Finished Scripts

Denisse

New member
Hi Everyone!
I'm wondering if I can group my shorts together and copyright them as one document? Well, register them with the WGA. I would love to share my scripts with others and get feed back or possible collaboration but they are not registered. And I just learned that the mail yourself a copy method doesn't work.
My first short that I wrote was as a result of a short script competition I found on line just randomly. The deadline was in 3 days and they had all these strict requirements. Unfortunately, I work best under pressure, and I loved the idea of the challenge. It was a a 30 min short that should feature 9 people equally, so they're 9 leads. Now, that's kind of tough especially in three days. I however, finished my 30 pages around 5:00 that morning that the post mark was due and then passed out on my computer.
After mailing it, I just didn't think about it much. I accomplished what I wanted and it was to make the deadline.
The studio that advertised the competition was working for some award winning director, and the prize was to get your script produced, go to the premiere and to get possible contacts from this. The studio was supposed to choose 3 scrpits from all the submissions, and forward them off to the director. Well, Ladies and gentlemen, mine was in the top three chosen. I later heard that he chose a script from another studio. But anyway, that was enough confirmation for me to think that I am an OK writer, and I should keep at it. The guy also told me he loved the script and that it had a perfect ending for a short.
Unfortunately without crazy deadlines I don't produce 30 pages in three nights, but I have a few finished shorts that I feel good about.
Just thought I'd share that story. I want to register the scripts and find people to work with. I think it's $20 per script, and I would love to save the cash if I can.

Thanks
 
yes

yes

Well, I've done it.

I had several short comedy skits (about 4 to 5 pages each). One of them was titled PINK AND BLUE. So I bundled them into a "collection" (similiar to a book of short stories). That way it became one item.
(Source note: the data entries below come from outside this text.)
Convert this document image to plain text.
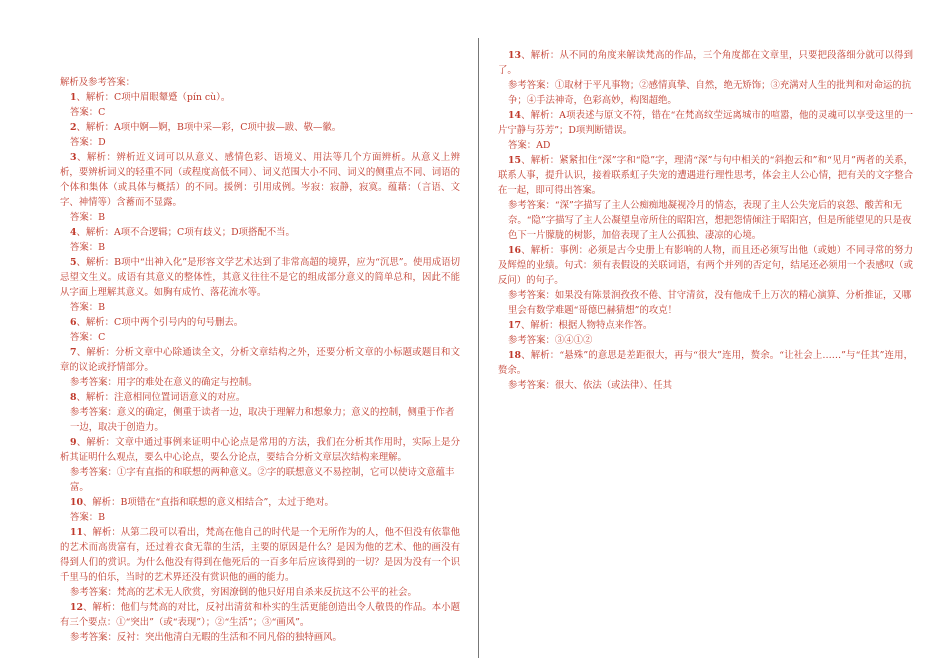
解析及参考答案：

1、解析：C项中眉眼颦蹙（pín cù）。

答案：C

2、解析：A项中婀—婀，B项中采—彩，C项中拔—跋、敬—徽。

答案：D

3、解析：辨析近义词可以从意义、感情色彩、语境义、用法等几个方面辨析。从意义上辨析，要辨析词义的轻重不同（或程度高低不同）、词义范围大小不同、词义的侧重点不同、词语的个体和集体（或具体与概括）的不同。援例：引用成例。岑寂：寂静，寂寞。蕴藉：（言语、文字、神情等）含蓄而不显露。

答案：B

4、解析：A项不合逻辑；C项有歧义；D项搭配不当。

答案：B

5、解析：B项中“出神入化”是形容文学艺术达到了非常高超的境界，应为“沉思”。使用成语切忌望文生义。成语有其意义的整体性，其意义往往不是它的组成部分意义的简单总和，因此不能从字面上理解其意义。如胸有成竹、落花流水等。

答案：B

6、解析：C项中两个引号内的句号删去。

答案：C

7、解析：分析文章中心除通读全文，分析文章结构之外，还要分析文章的小标题或题目和文章的议论或抒情部分。

参考答案：用字的难处在意义的确定与控制。

8、解析：注意相同位置词语意义的对应。

参考答案：意义的确定，侧重于读者一边，取决于理解力和想象力；意义的控制，侧重于作者一边，取决于创造力。

9、解析：文章中通过事例来证明中心论点是常用的方法，我们在分析其作用时，实际上是分析其证明什么观点，要么中心论点，要么分论点，要结合分析文章层次结构来理解。

参考答案：①字有直指的和联想的两种意义。②字的联想意义不易控制，它可以使诗文意蕴丰富。

10、解析：B项错在“直指和联想的意义相结合”，太过于绝对。

答案：B

11、解析：从第二段可以看出，梵高在他自己的时代是一个无所作为的人，他不但没有依靠他的艺术而高贵富有，还过着衣食无靠的生活，主要的原因是什么？是因为他的艺术、他的画没有得到人们的赏识。为什么他没有得到在他死后的一百多年后应该得到的一切？是因为没有一个识千里马的伯乐，当时的艺术界还没有赏识他的画的能力。

参考答案：梵高的艺术无人欣赏，穷困潦倒的他只好用自杀来反抗这不公平的社会。

12、解析：他们与梵高的对比，反衬出清贫和朴实的生活更能创造出令人敬畏的作品。本小题有三个要点：①“突出”（或“表现”）；②“生活”；③“画风”。

参考答案：反衬：突出他清白无暇的生活和不同凡俗的独特画风。

13、解析：从不同的角度来解读梵高的作品，三个角度都在文章里，只要把段落细分就可以得到了。

参考答案：①取材于平凡事物；②感情真挚、自然，绝无矫饰；③充满对人生的批判和对命运的抗争；④手法神奇，色彩高妙，构图超绝。

14、解析：A项表述与原文不符，错在“在梵高纹茔远离城市的喧嚣，他的灵魂可以享受这里的一片宁静与芬芳”；D项判断错误。

答案：AD

15、解析：紧紧扣住“深”字和“隐”字，理清“深”与句中相关的“斜抱云和”和“见月”两者的关系，联系人事，提升认识，接着联系虹子失宠的遭遇进行理性思考，体会主人公心情，把有关的文字整合在一起，即可得出答案。

参考答案：“深”字描写了主人公痴痴地凝视冷月的情态，表现了主人公失宠后的哀怨、酸苦和无奈。“隐”字描写了主人公凝望皇帝所住的昭阳宫，想把怨情倾注于昭阳宫，但是所能望见的只是夜色下一片朦胧的树影，加倍表现了主人公孤独、凄凉的心境。

16、解析：事例：必须是古今史册上有影响的人物，而且还必须写出他（或她）不同寻常的努力及辉煌的业绩。句式：须有表假设的关联词语，有两个并列的否定句，结尾还必须用一个表感叹（或反问）的句子。

参考答案：如果没有陈景润孜孜不倦、甘守清贫，没有他成千上万次的精心演算、分析推证，又哪里会有数学难题“哥德巴赫猜想”的攻克！

17、解析：根据人物特点来作答。

参考答案：③④①②

18、解析：“悬殊”的意思是差距很大，再与“很大”连用，赘余。“让社会上……”与“任其”连用，赘余。

参考答案：很大、依法（或法律）、任其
I titled my "collection": PINK AND BLUE, AND OTHER COLOR SCHEMES TO DRIVE YOU MAD. I even included a table of contents listing the skits.

I registered it with the WGA and the Copyright Office. Both accepted it. I told the Copyright Office (on the form) that it was a collection. The WGA took it as a single script, without a glance or any questions.

WGA registration exists solely to prove authorship upon a certain date. If you need to prove such for any of your shorts, you simply have the WGA registered envelop opened in court. It won't matter, for evidentiary purposes, if there are other shorts registered along with the disputed item.